In 2021, the United States recorded a grim record – over 100,000 drug overdose deaths, the most ever.
Mississippi has seen its fair share, with regular reports of tragic overdose deaths in communities across the state. Many of these overdoses are attributed to fentanyl, a potent opioid that can result in overdose in very low quantities.
The growing presence of overdoses in Mississippi is largely attributed to the presence of fentanyl in street drugs. These reports have prompted a response from the state’s political leaders, including efforts to promote awareness of the problem and increase enforcement of drug penalties. These strategies are decades-old, all the way back to Nancy Reagan’s campaign to “Just Say No” and the War on Drugs that has persisted for decades, with limited success.
A new kind of policy aimed at stemming overdose deaths has swept the country in recent years. “Good Samaritan” laws get their name from the Biblical story, where a traveling Samaritan stopped on the road to help a man who was injured after he had been passed by several others.
Good Samaritan laws have emerged as a way to encourage reporting of overdoses by providing criminal immunity for those reporting the overdose. By shielding the individual reporting the overdose from prosecution for illegal drug use, Good Samaritan laws remove a powerful disincentive that can discourage individuals from seeking medical attention.
A review of Mississippi’s Good Samaritan laws by Grading Justice gives the state’s policies a letter grade of C. While Mississippi does have a Good Samaritan law, it is limited. Expanding the policy could help decrease overdose deaths and save lives.

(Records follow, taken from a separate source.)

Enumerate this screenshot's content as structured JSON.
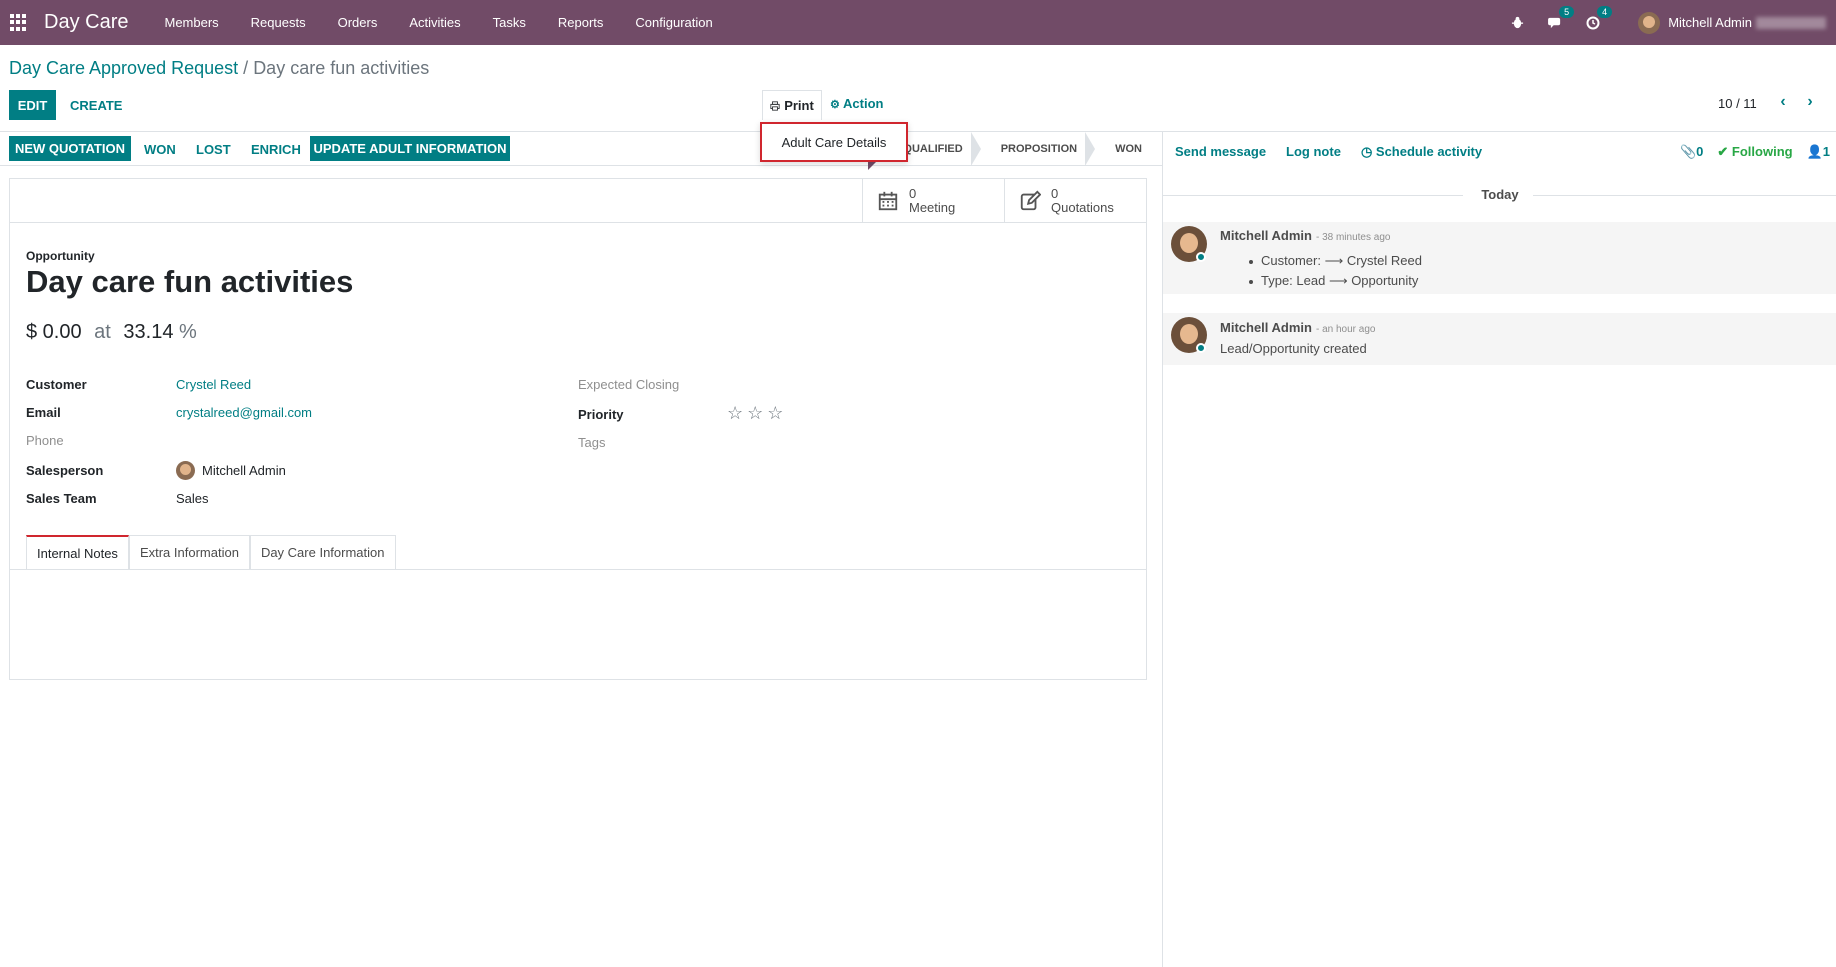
{
  "navbar": {
    "app_name": "Day Care",
    "menu": [
      "Members",
      "Requests",
      "Orders",
      "Activities",
      "Tasks",
      "Reports",
      "Configuration"
    ],
    "messages_count": "5",
    "activities_count": "4",
    "user_name": "Mitchell Admin",
    "color": "#714B67"
  },
  "breadcrumb": {
    "parent": "Day Care Approved Request",
    "separator": "/",
    "current": "Day care fun activities"
  },
  "toolbar": {
    "edit": "EDIT",
    "create": "CREATE",
    "print": "Print",
    "action": "Action",
    "print_menu_item": "Adult Care Details",
    "pager": "10 / 11"
  },
  "statusbar": {
    "buttons": [
      "NEW QUOTATION",
      "WON",
      "LOST",
      "ENRICH",
      "UPDATE ADULT INFORMATION"
    ],
    "stages": [
      "QUALIFIED",
      "PROPOSITION",
      "WON"
    ]
  },
  "smart_buttons": {
    "meeting_count": "0",
    "meeting_label": "Meeting",
    "quotation_count": "0",
    "quotation_label": "Quotations"
  },
  "record": {
    "type_label": "Opportunity",
    "name": "Day care fun activities",
    "revenue": "$ 0.00",
    "at": "at",
    "probability": "33.14",
    "percent": "%",
    "fields_left": {
      "customer_label": "Customer",
      "customer": "Crystel Reed",
      "email_label": "Email",
      "email": "crystalreed@gmail.com",
      "phone_label": "Phone",
      "salesperson_label": "Salesperson",
      "salesperson": "Mitchell Admin",
      "team_label": "Sales Team",
      "team": "Sales"
    },
    "fields_right": {
      "closing_label": "Expected Closing",
      "priority_label": "Priority",
      "priority_stars": 0,
      "tags_label": "Tags"
    }
  },
  "tabs": [
    "Internal Notes",
    "Extra Information",
    "Day Care Information"
  ],
  "chatter": {
    "send_message": "Send message",
    "log_note": "Log note",
    "schedule_activity": "Schedule activity",
    "attachments": "0",
    "following": "Following",
    "followers": "1",
    "today": "Today",
    "messages": [
      {
        "author": "Mitchell Admin",
        "date": "- 38 minutes ago",
        "lines": [
          "Customer: ⟶ Crystel Reed",
          "Type: Lead ⟶ Opportunity"
        ]
      },
      {
        "author": "Mitchell Admin",
        "date": "- an hour ago",
        "body": "Lead/Opportunity created"
      }
    ]
  }
}
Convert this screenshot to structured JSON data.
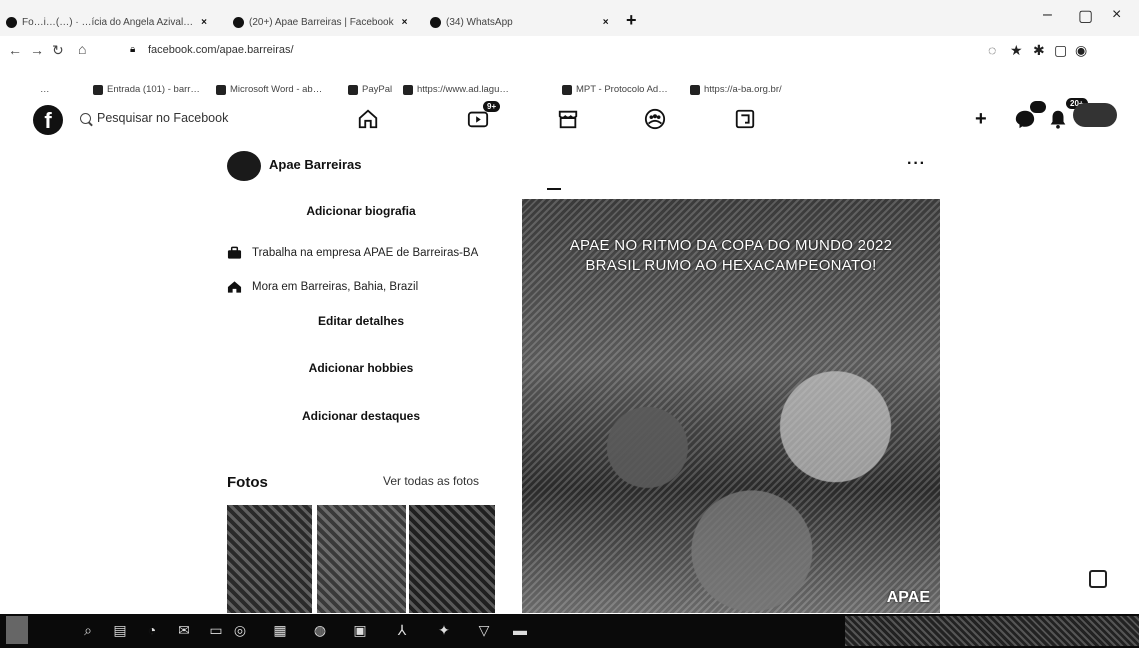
{
  "browser": {
    "tabs": [
      {
        "label": "Fo…i…(…) · …ícia do Angela Azival…"
      },
      {
        "label": "(20+) Apae Barreiras | Facebook"
      },
      {
        "label": "(34) WhatsApp"
      }
    ],
    "new_tab": "+",
    "window_controls": [
      "–",
      "▢",
      "×"
    ],
    "url": "facebook.com/apae.barreiras/",
    "bookmarks": [
      "…",
      "Entrada (101) - barr…",
      "Microsoft Word - ab…",
      "PayPal",
      "https://www.ad.lagu…",
      "MPT - Protocolo Ad…",
      "https://a-ba.org.br/"
    ]
  },
  "facebook": {
    "search_placeholder": "Pesquisar no Facebook",
    "watch_badge": "9+",
    "messenger_badge": "",
    "notifications_badge": "20+",
    "plus": "+"
  },
  "profile": {
    "name": "Apae Barreiras",
    "more": "···",
    "add_bio": "Adicionar biografia",
    "work": "Trabalha na empresa APAE de Barreiras-BA",
    "lives": "Mora em Barreiras, Bahia, Brazil",
    "edit_details": "Editar detalhes",
    "add_hobbies": "Adicionar hobbies",
    "add_featured": "Adicionar destaques",
    "photos_title": "Fotos",
    "photos_link": "Ver todas as fotos"
  },
  "post": {
    "caption_line1": "APAE NO RITMO DA COPA DO MUNDO 2022",
    "caption_line2": "BRASIL RUMO AO HEXACAMPEONATO!",
    "brand": "APAE"
  }
}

Mississippi’s Good Samaritan law protects those who seek medical attention as well as those experiencing an overdose but only in certain circumstances. Mississippi’s law provides only very narrow protection against charges for possession of very small amounts of a controlled substance and possession of paraphernalia. Even small, user-level amounts of a controlled substance are not covered by the law. Additionally, individuals acting in good faith could still be liable for possession with intent to distribute, sale, or transfer of a controlled substance, or trafficking of a controlled substance.
Immunity in Mississippi’s law extends to both the individual experiencing the overdose and the individual reporting the overdose but does not explicitly protect other individuals in the immediate vicinity.
If policymakers are serious about saving lives and decreasing overdose deaths, expanding the state’s Good Samaritan law is a good place to start.